In this book, Harvey seems to have gone over to the Dark Side all the way. He and Darth Paper go all-out to challenge Dwight, Origami Yoda's creator and, er, operator. When Origami Yoda delivers a piece of advice to a cheerleader that could be construed as threatening speech, Harvey makes sure that it is. Dwight gets in truly gigantic trouble, in part because he has a history of odd behavior - behavior such as going around school with a puppet on his finger, and is kicked out of school pending review by the school board.
Oh, man! This is when our faithful narrator, relatively normal Tommy, springs into action. Just as in The Strange Case of Origami Yoda, he begins assembling a case file, asking his classmates to contribute their stories of Dwight (and Origami Yoda's) kindness, problem-solving and persistence.
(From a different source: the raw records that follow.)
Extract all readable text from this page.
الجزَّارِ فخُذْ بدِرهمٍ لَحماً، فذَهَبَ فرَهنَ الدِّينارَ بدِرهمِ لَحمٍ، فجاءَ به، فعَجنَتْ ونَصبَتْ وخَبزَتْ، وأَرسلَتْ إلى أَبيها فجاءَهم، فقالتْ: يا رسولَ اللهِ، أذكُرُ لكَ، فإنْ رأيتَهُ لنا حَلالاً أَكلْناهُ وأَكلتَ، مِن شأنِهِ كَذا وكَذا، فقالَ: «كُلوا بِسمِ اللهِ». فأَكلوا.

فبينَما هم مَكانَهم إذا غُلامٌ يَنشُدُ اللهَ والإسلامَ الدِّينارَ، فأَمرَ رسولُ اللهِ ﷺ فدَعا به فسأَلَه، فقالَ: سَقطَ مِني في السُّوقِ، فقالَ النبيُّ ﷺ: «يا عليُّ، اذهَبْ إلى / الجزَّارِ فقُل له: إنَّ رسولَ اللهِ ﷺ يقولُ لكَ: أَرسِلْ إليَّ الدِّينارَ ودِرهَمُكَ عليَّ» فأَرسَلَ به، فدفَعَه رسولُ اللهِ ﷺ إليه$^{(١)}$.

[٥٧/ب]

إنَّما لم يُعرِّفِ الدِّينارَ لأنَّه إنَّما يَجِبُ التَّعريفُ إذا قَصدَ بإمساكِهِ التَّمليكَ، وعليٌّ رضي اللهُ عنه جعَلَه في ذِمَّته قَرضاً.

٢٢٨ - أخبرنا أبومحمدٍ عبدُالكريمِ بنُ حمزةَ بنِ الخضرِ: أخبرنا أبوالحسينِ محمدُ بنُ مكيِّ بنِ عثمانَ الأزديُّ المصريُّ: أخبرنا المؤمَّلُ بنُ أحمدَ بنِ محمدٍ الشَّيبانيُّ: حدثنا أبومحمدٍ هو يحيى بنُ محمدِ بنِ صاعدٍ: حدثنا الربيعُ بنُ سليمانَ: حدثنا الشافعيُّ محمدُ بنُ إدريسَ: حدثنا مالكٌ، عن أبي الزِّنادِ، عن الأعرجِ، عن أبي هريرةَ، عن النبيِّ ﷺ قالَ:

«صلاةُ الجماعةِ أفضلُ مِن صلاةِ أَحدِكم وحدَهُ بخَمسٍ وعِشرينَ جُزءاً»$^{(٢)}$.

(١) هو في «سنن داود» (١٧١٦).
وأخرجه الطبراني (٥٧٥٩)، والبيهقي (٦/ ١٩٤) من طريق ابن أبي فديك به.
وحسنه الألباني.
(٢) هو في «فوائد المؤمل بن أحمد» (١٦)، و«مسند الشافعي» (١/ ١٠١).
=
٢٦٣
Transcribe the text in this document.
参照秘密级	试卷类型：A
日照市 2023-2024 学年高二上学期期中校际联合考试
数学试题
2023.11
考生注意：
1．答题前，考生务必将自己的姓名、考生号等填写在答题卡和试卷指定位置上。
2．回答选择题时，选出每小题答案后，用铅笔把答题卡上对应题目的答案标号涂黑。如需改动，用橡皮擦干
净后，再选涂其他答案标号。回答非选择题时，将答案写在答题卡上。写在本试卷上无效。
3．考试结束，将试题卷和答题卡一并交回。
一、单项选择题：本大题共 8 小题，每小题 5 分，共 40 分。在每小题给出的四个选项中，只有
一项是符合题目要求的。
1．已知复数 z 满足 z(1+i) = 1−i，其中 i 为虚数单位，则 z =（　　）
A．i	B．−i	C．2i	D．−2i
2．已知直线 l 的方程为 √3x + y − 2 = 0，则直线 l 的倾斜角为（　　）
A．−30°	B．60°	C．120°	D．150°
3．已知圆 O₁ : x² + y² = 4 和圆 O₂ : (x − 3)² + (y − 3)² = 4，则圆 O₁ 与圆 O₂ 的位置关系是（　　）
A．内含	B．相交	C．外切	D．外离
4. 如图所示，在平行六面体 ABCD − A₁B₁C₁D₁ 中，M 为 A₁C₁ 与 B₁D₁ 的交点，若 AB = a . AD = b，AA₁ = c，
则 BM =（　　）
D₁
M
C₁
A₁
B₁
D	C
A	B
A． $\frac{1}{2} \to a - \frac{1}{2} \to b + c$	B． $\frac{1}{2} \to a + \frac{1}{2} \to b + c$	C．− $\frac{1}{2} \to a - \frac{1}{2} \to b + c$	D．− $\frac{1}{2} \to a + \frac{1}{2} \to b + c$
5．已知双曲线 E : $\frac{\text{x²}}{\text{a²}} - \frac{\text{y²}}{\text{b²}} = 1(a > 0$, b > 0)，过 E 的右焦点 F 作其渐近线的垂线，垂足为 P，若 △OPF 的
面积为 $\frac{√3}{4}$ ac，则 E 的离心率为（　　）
Tommy eventually presents his case file to the school board, but wouldn't you know it, Harvey is there too, to give his side of the story. The ending is a real surprise, and even though anyone who's seen Return of the Jedi might have guessed there would be a moment of redemption just when all seemed darkest, none of the readers in my house could figure just how that was going to play out.
AND it's funny. LOL funny. Full of expressive, word-perfect middle school dialogue. Plus there are origami instructions, and two pencil-and-paper games that you can learn to make in about a minute. My kids have not stopped playing Beggar's Canyon Podrace (above is Milo's Santa Fe Loop course) since they got up this morning.
This is what I think, for boys. I look at a funny novel full of feeling like this one or like The Absolutely True Diary of a Part-Time Indian; and I look at a wordless novel full of feeling like Robot Dreams
; and then I think about The Book Thief
, Holes
(another book that Angleberger name-checks here), and Hatchet
, which are all emotionally intense books that boys will read... and I think, just don't embarrass them. Put your characters in enough peril that strong emotional responses are perfectly justified, or make it funny, or keep the words to a minimum. Give them a chance to access their own feelings while they appear to be doing something else.
"Heard of a Jedi mind trick you have, hmmm?"